Dans la cour d’une imposante ferme, une femme d’âge mûr aux allures de reine entre et sort. Les longs pans de sa jupe soulèvent à son passage des nuages de poussière. Elle lance des ordres à ses filles, des femmes au port non moins altier qui, pourtant, comme des abeilles zélées et dignes, nettoient l’étable, donnent à manger au bétail et, surtout, entretiennent méticuleusement le feu de l’âtre principal.

Les Mosuo considèrent qu’ils doivent leur survie à la présence du feu, aussi son esprit est-il vénéré dans chaque famille. Au-dessus de l’âtre, dans une loggia, trône une image mystérieuse et fascinante, représentation abstraite du dieu du feu, appelé Ranbala. En regardant de plus près, on devine le tracé de flammes, mais aussi de pêches, élément symbolique qui promet fertilité et prospérité.

Trot, galop, ivresse de la chevauchée. Epuisés par le vent, la poussière de cette terre rouge et par les coups secs de la selle, les jeunes Mosuo reprennent leur souffle sur une hauteur surplombant le lac. Le jour baisse déjà… On comprend soudain combien survivre est ici une préoccupation majeure et constante.
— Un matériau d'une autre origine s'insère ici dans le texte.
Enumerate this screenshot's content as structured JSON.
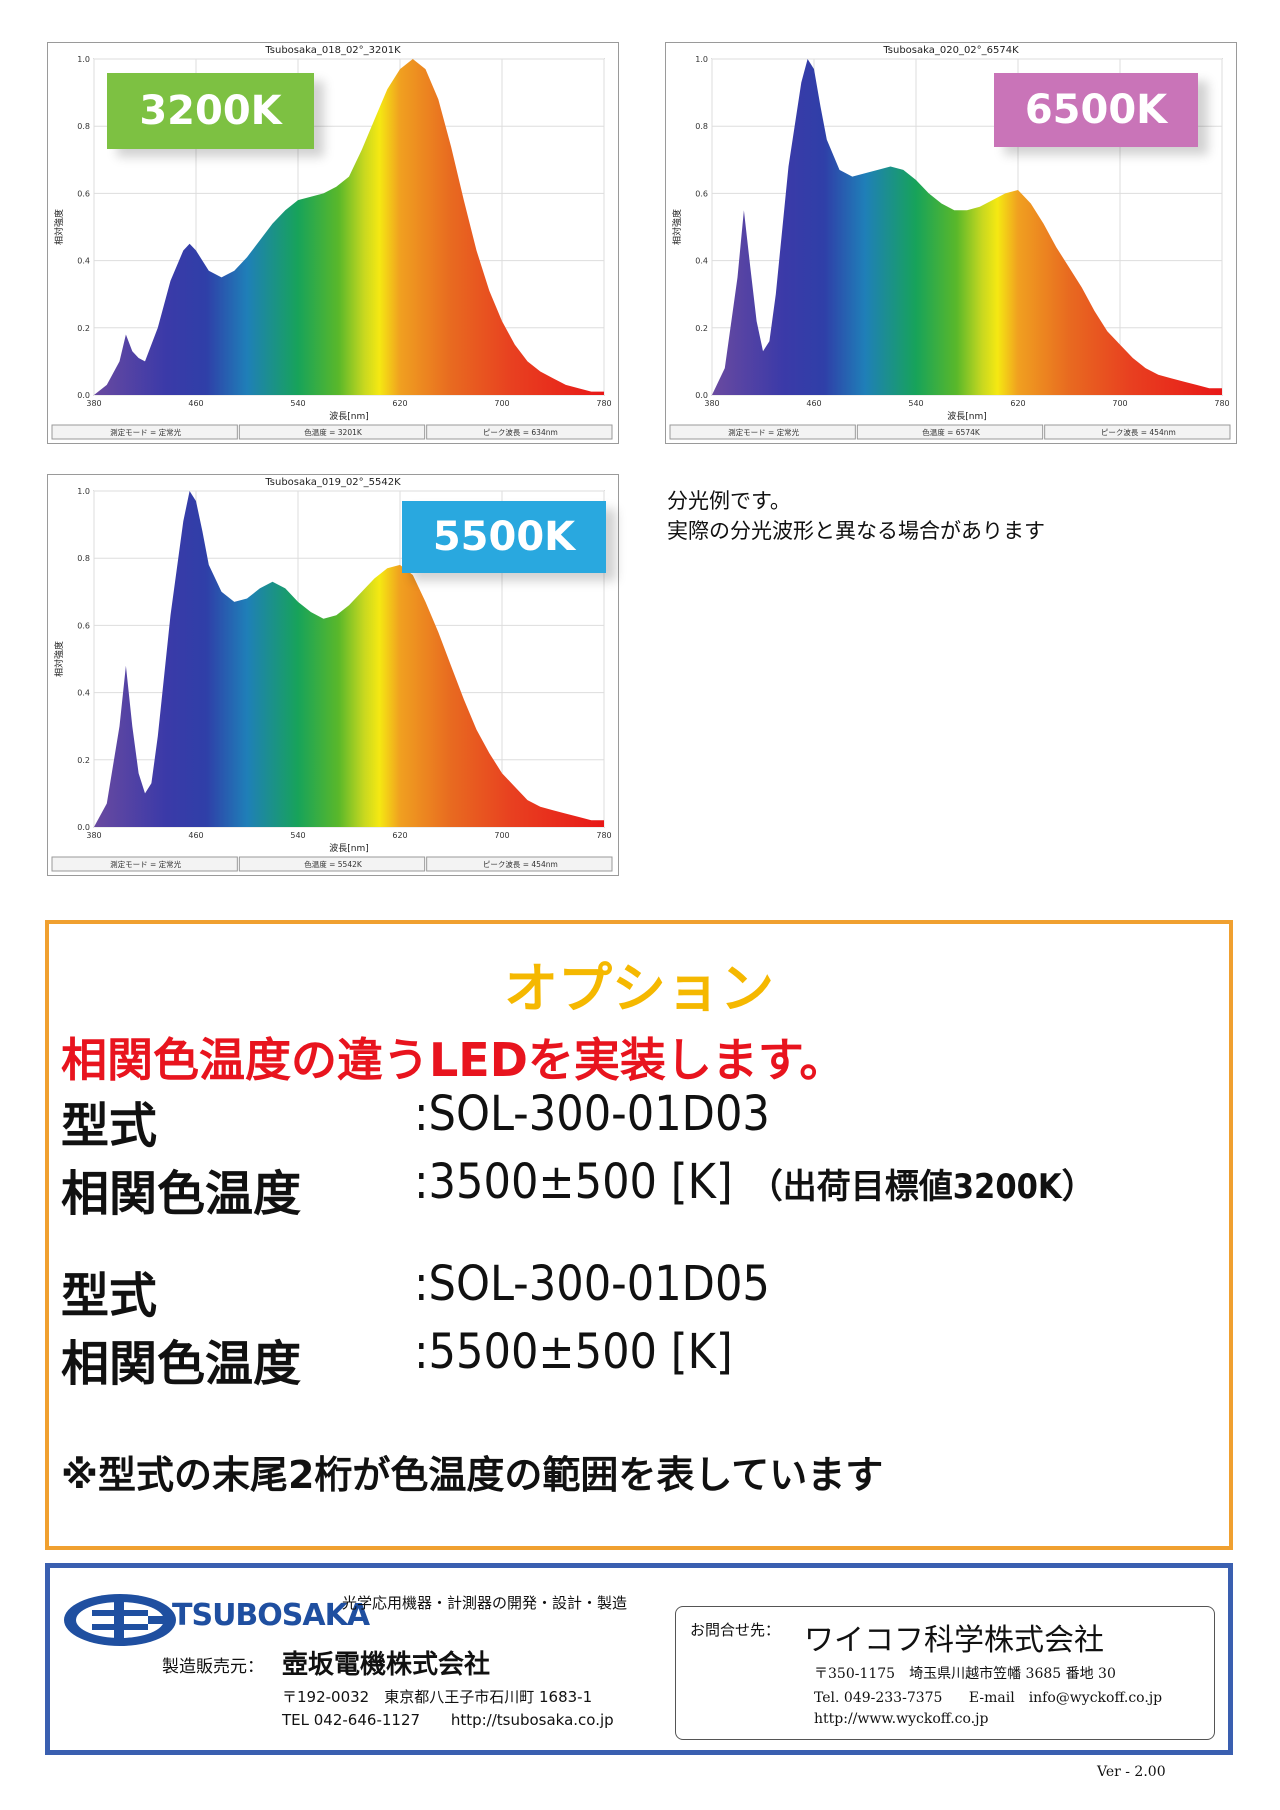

Ce peuple a toujours habité des lieux peu hospitaliers, subi des climats extrêmement froids et des conditions d’existence très rudes. Au fil des siècles, il a adopté des rites religieux spécifiques qui placent très logiquement la femme au sommet de l’échelle sociale, car c’est elle l’être suprême qui porte les enfants et perpétue la race.

Les femmes Mosuo ne se marient pas mais pratiquent une sorte de polyandrie libérale. Elles entretiennent en effet des  » axia « , des relations amoureuses, avec un ou plusieurs hommes qui ne partageront jamais leur toit. La mère dort toujours seule – à moins que n’y soit invité son  » azhu  » (littéralement son  » tendre compagnon « ) – dans un splendide lit surélevé, une alcôve entourée de panneaux de bois sculptés. Seule ainsi dans la maison principale, à côté de l’âtre et de l’autel dédié au dieu du feu. Ses enfants étant conviés à loger dans des habitations annexes. Les filles possèdent toujours une annexe plus confortable que celle de leurs frères. Leurs amants ne doivent-ils pas, en effet, y passer la nuit ? Quant aux enfants nés de ces unions libres, êtres sacrés, symboles de l’avenir des leurs, ils restent chez leur mère sur laquelle repose la totale responsabilité de leur éducation…

A 19 heures, le soleil a disparu derrière les montagnes et le ciel prend des tons aquarelle. Un jeune homme continue à galoper jusqu’au village. Les sabots de sa monture flirtent avec la rive et l’éclaboussent. Le vent s’est soudain levé. Sur la surface du lac, il y a des vagues et tout autour, l’écume du ressac. On croit entendre le bruit de la mer dans cette vallée qui cherche ardemment à préserver ses traditions ancestrales.